Elektrownie wiatrowe
Ustawa 10H, która dziś w największym stopniu ogranicza rozwój lądowej energetyki wiatrowej, jest jak czerwone światło na przejeździe kolejowo-drogowym, ale nie dla samochodów, a dla pociągu. Dobrze prosperująca gałąź energetyki drastycznie ograniczyła swój wzrost, a dzisiaj z perspektywy czasu widzimy, że nie dość, że nasza gospodarka na tym straciła (rozwój i ograniczanie kosztów energii), to jeszcze brak prosperujących szeroko rozwiniętych małych farm wiatrowych zmniejsza możliwość tworzenia kompleksowych społeczności energetycznych. W przypadku lądowych farm wiatrowych łatwiej doszukać się negatywnej legislacji aniżeli pozytywnej i nie czerpie ona wzorców z zagranicznych rynków. Sytuacja gospodarcza oraz stabilność w rejonie Europy Wschodniej aktualnie też jest zaburzona, co obniża pewność dostaw paliw oraz winduje ich ceny, zaś lądowa energetyka wiatrowa mogłaby w tym kontekście zapewniać bezpieczeństwo energetyczne poprzez zmniejszenie zapotrzebowania na paliwa. Ważną rolę otrzymuje również energetyka wiatrowa morska, która dopiero nadejdzie do polskiego systemu energetycznego. Kilka gigawatów mocy, które się pojawią, powinno – poprzez ustalone długoterminowe kontrakty – zabezpieczyć system energetyczny przez negatywnymi fluktuacjami cenowymi. Zapowiadana cena 320 zł/MWh w dzisiejszych realiach jest jednak mało atrakcyjna dla inwestorów i zapowiadają, że będą się starać, aby poziom kontraktowej ceny był zdecydowanie bliżej 400 zł/MWh. Mimo takiej zmiany, patrząc na obecne (i planowane na rok 2023, 2024) ceny na TGE, możemy dalej stwierdzić, że OZE zapewnia tańszą energię, która zmniejszając nasze uzależnienie od importu surowców energetycznych, zabezpiecza nasz system energetyczny.
Biomasa/biogaz
To sektor energetyki znacznie mniej rozwinięty niż poprzednie gałęzie energetyki, jednak niepozbawiony potencjału.
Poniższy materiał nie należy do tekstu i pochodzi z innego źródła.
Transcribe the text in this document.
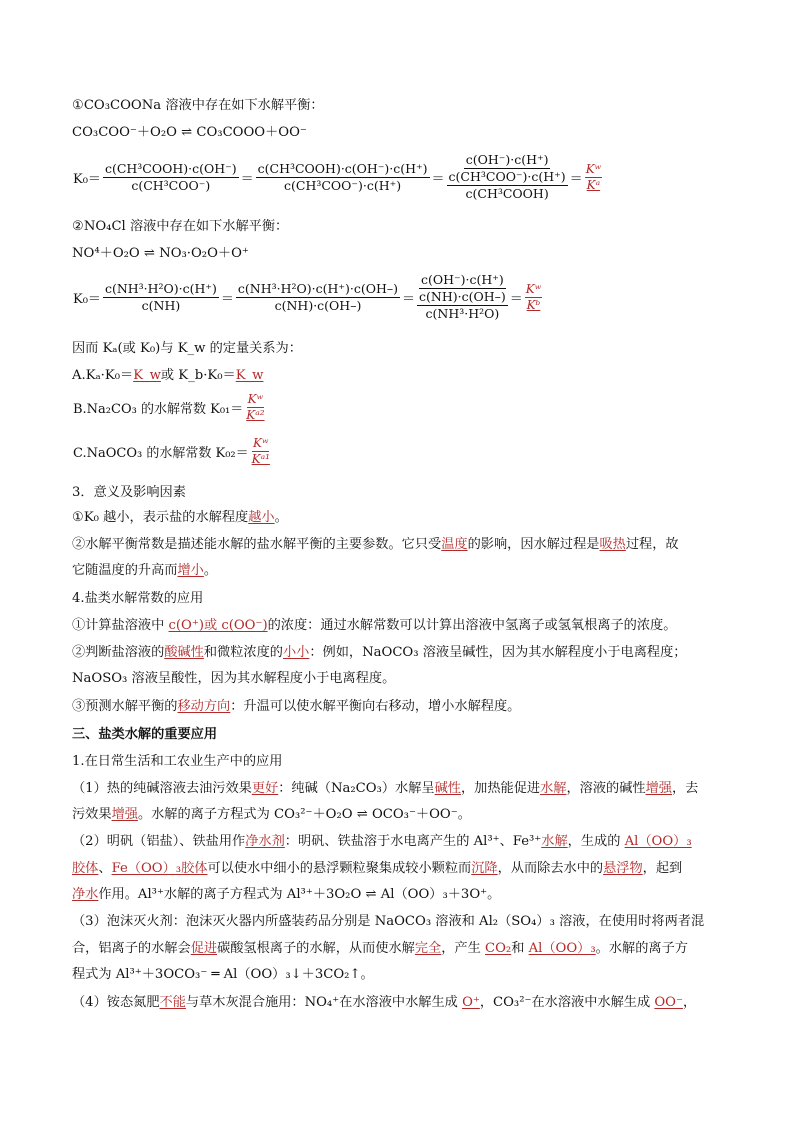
①CO₃COONa 溶液中存在如下水解平衡：
CO₃COO⁻＋O₂O ⇌ CO₃COOO＋OO⁻
$K_0= \frac{\text{c(CH³COOH)·c(OH⁻)}}{\text{c(CH³COO⁻)}} = \frac{\text{c(CH³COOH)·c(OH⁻)·c(H⁺)}}{\text{c(CH³COO⁻)·c(H⁺)}}$ ＝
c(OH⁻)·c(H⁺)
c(CH³COO⁻)·c(H⁺)
c(CH³COOH)
＝ $\frac{\text{Kʷ}}{\text{Kᵃ}}$
②NO₄Cl 溶液中存在如下水解平衡：
NO⁴＋O₂O ⇌ NO₃·O₂O＋O⁺
$K_0= \frac{\text{c(NH³·H²O)·c(H⁺)}}{c(NH)} = \frac{\text{c(NH³·H²O)·c(H⁺)·c(OH–)}}{c(NH)\cdot c(OH-)}$ ＝
c(OH⁻)·c(H⁺)
c(NH)·c(OH–)
c(NH³·H²O)
＝ $\frac{\text{Kʷ}}{\text{Kᵇ}}$
因而 Kₐ(或 K₀)与 K_w 的定量关系为：
A.Kₐ·K₀＝K_w或 K_b·K₀＝K_w
B.Na₂CO₃ 的水解常数 $K_{01}= \frac{\text{Kʷ}}{\text{Kᵃ²}}$
C.NaOCO₃ 的水解常数 $K_{02}= \frac{\text{Kʷ}}{\text{Kᵃ¹}}$
3．意义及影响因素
①K₀ 越小，表示盐的水解程度越小。
②水解平衡常数是描述能水解的盐水解平衡的主要参数。它只受温度的影响，因水解过程是吸热过程，故
它随温度的升高而增小。
4.盐类水解常数的应用
①计算盐溶液中 c(O⁺)或 c(OO⁻)的浓度：通过水解常数可以计算出溶液中氢离子或氢氧根离子的浓度。
②判断盐溶液的酸碱性和微粒浓度的小小：例如，NaOCO₃ 溶液呈碱性，因为其水解程度小于电离程度；
NaOSO₃ 溶液呈酸性，因为其水解程度小于电离程度。
③预测水解平衡的移动方向：升温可以使水解平衡向右移动，增小水解程度。
三、盐类水解的重要应用
1.在日常生活和工农业生产中的应用
（1）热的纯碱溶液去油污效果更好：纯碱（Na₂CO₃）水解呈碱性，加热能促进水解，溶液的碱性增强，去
污效果增强。水解的离子方程式为 CO₃²⁻＋O₂O ⇌ OCO₃⁻＋OO⁻。
（2）明矾（铝盐）、铁盐用作净水剂：明矾、铁盐溶于水电离产生的 Al³⁺、Fe³⁺水解，生成的 Al（OO）₃
胶体、Fe（OO）₃胶体可以使水中细小的悬浮颗粒聚集成较小颗粒而沉降，从而除去水中的悬浮物，起到
净水作用。Al³⁺水解的离子方程式为 Al³⁺＋3O₂O ⇌ Al（OO）₃＋3O⁺。
（3）泡沫灭火剂：泡沫灭火器内所盛装药品分别是 NaOCO₃ 溶液和 Al₂（SO₄）₃ 溶液，在使用时将两者混
合，铝离子的水解会促进碳酸氢根离子的水解，从而使水解完全，产生 CO₂和 Al（OO）₃。水解的离子方
程式为 Al³⁺＋3OCO₃⁻ ═ Al（OO）₃↓＋3CO₂↑。
（4）铵态氮肥不能与草木灰混合施用：NO₄⁺在水溶液中水解生成 O⁺，CO₃²⁻在水溶液中水解生成 OO⁻，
Lokalne wytwarzanie paliwa oraz lokalne wykorzystanie energii są kluczowe w zrównoważonej i rozproszonej energetyce. Źródła słoneczne i wiatrowe podparte magazynami energii wymagają, aby źródła stabilizujące m.in. w postaci biogazowni uczestniczyły w budowaniu społeczności energetycznych, co w znaczącym stopniu powinno odciążyć centralny system energetyczny i wygładzać dzienne piki zapotrzebowania na energię. Biomasa/biogaz jest swego rodzaju strażnikiem kolejowym, który zabezpiecza pociąg rozwoju przed niepotrzebnymi ograniczeniami prędkości w wyniku braku paliwa do napędzania silnika.
Społeczności energetyczne
Teraz, kiedy różne źródła energii przeżywają swoje różne etapy zainteresowania ze strony inwestorów, ważne jest, żeby zadać pytanie, w którą stronę podąża sektor energetyczny. Jako specjaliści wiemy, że transformacja energetyczna postępuje, charakterystyka rynku oraz model miedzianej płyty staje się przeszłością, przez co konieczna jest zmiana myślenia wśród nas, praktyków. Społeczności energetyczne są dziś tym, co musimy wdrażać na rynku i propagować, aby znalazły jak najszerszą grupę odbiorców. Dlaczego? Bo to się im (i nam) po prostu opłaci. Czy są dostępne wzory do naśladowania w tematyce rozwoju społeczności energetycznych? Tak. Czy zatem zechcemy rozpędzić ten pociąg?